在前端实现 AI 推理

前言

Transformers.js 是一个机器学习工具库，允许开发者在浏览器中直接运行 Hugging Face 的预训练模型，无需服务器支持。它支持多种任务，如自然语言处理、计算机视觉、音频处理等。本文将介绍 Transformers.js 的基本使用方法，并通过示例展示如何在不同任务中使用它。

Transformers.js

目前，Transformers.js 有两个 npm 包：@xenova/transformers 和 @huggingface/transformers。这两个包实际上是同一个仓库，最初由 xenova 开发并维护在个人仓库中。在 v3.0.0 版本时，该项目被转移到 Hugging Face 组织下，并进行了重大更新，包括对 WebGPU 的支持、新模型和任务的引入、新量化方法、以及对 Deno 和 Bun 的兼容性。

安装

通过 npm 安装

1	`npm install @huggingface/transformers`

通过 CDN 引入

1
2
3

<script type="module">
    import { pipeline } from 'https://cdn.jsdelivr.net/npm/@huggingface/transformers@3.3.1';
</script>

API 介绍

Transformers.js 提供了丰富的 API，但本文将重点介绍两个核心方法：pipeline 和 <Task>Pipeline，它们足以满足大多数推理任务的需求。

pipeline

pipeline 方法接收三个参数：task（任务类型）、model（模型 ID）、options（其他可选参数）。

1
2
3

import { pipeline } from '@huggingface/transformers';

const pipe = await pipeline('image-to-text', 'Xenova/llama2.c-stories15M', { device: 'webgpu' });

<Task>Pipeline

pipeline 返回一个 Promise<AllTasks[T]>，其中 AllTasks[T] 是 <Task>Pipeline 的实例。例如，pipeline 执行 image-to-text 任务时，返回的是一个 ImageToTextPipeline。

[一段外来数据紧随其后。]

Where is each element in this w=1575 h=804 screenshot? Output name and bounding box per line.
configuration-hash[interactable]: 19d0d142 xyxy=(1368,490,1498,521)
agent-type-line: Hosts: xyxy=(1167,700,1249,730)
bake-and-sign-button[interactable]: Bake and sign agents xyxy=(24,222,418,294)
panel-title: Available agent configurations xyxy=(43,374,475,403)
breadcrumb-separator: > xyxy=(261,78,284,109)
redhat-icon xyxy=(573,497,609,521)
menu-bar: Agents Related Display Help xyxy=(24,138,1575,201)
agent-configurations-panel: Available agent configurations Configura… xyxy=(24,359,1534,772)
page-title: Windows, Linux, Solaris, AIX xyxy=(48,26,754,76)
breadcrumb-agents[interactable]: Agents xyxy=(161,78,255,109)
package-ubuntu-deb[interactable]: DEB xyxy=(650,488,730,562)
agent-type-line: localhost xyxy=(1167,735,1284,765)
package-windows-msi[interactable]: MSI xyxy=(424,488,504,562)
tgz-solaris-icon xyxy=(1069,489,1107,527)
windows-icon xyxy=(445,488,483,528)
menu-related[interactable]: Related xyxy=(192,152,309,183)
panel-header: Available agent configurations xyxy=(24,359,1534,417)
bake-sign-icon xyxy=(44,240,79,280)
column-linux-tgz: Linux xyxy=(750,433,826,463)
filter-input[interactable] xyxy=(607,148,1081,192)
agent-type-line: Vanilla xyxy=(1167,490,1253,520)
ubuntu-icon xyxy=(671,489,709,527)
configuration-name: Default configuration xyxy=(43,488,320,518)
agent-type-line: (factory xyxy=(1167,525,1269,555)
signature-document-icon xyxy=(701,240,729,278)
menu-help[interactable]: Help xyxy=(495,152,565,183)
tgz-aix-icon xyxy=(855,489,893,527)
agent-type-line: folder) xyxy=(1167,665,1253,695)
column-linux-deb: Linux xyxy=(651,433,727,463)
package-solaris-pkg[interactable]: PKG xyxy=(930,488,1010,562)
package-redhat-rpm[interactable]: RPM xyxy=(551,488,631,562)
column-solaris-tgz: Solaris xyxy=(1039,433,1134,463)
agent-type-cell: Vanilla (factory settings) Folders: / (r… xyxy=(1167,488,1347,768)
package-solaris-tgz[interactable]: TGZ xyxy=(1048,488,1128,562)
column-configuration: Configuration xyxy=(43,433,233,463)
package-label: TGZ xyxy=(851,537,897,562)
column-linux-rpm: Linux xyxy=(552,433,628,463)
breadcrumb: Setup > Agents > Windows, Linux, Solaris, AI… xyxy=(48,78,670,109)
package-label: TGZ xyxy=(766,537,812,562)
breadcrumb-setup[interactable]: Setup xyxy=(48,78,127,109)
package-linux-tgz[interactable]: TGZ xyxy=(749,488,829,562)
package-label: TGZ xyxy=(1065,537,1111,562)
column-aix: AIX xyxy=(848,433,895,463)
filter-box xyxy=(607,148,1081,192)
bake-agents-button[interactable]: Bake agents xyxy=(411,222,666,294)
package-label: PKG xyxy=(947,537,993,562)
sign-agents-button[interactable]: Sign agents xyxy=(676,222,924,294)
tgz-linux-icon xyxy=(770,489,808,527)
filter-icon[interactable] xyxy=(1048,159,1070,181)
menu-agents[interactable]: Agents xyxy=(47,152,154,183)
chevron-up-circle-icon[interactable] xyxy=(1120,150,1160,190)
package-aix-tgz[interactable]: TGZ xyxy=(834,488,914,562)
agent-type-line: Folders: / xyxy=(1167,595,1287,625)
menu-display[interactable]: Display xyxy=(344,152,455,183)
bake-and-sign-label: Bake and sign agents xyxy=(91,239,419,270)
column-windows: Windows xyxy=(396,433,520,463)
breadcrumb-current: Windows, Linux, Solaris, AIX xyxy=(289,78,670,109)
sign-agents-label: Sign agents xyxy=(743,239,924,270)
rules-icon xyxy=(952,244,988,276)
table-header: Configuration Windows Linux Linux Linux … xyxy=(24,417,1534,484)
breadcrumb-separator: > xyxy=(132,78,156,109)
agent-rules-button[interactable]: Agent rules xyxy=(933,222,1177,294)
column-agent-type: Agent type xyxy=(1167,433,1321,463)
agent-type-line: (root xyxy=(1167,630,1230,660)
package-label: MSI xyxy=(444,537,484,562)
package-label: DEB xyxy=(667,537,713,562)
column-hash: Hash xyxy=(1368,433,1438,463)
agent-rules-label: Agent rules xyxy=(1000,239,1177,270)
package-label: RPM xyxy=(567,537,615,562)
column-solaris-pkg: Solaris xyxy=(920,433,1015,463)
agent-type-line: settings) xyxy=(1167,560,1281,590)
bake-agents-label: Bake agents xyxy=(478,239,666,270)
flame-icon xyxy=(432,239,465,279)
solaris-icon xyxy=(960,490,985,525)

1	`const imageToText = await pipeline('image-to-text');`

返回的 <Task>Pipeline 实例的第一个参数是输入文本，第二个参数是配置选项。

1	`const output = await imageToText('http://xxx.xx.xx/xxx.jpg', { more: '' });`

使用示例

文本生成

代码：

以下代码使用了 Xenova/llama2.c-stories15M 模型进行文本生成。该模型的推理速度较快，生成的文本质量也较好。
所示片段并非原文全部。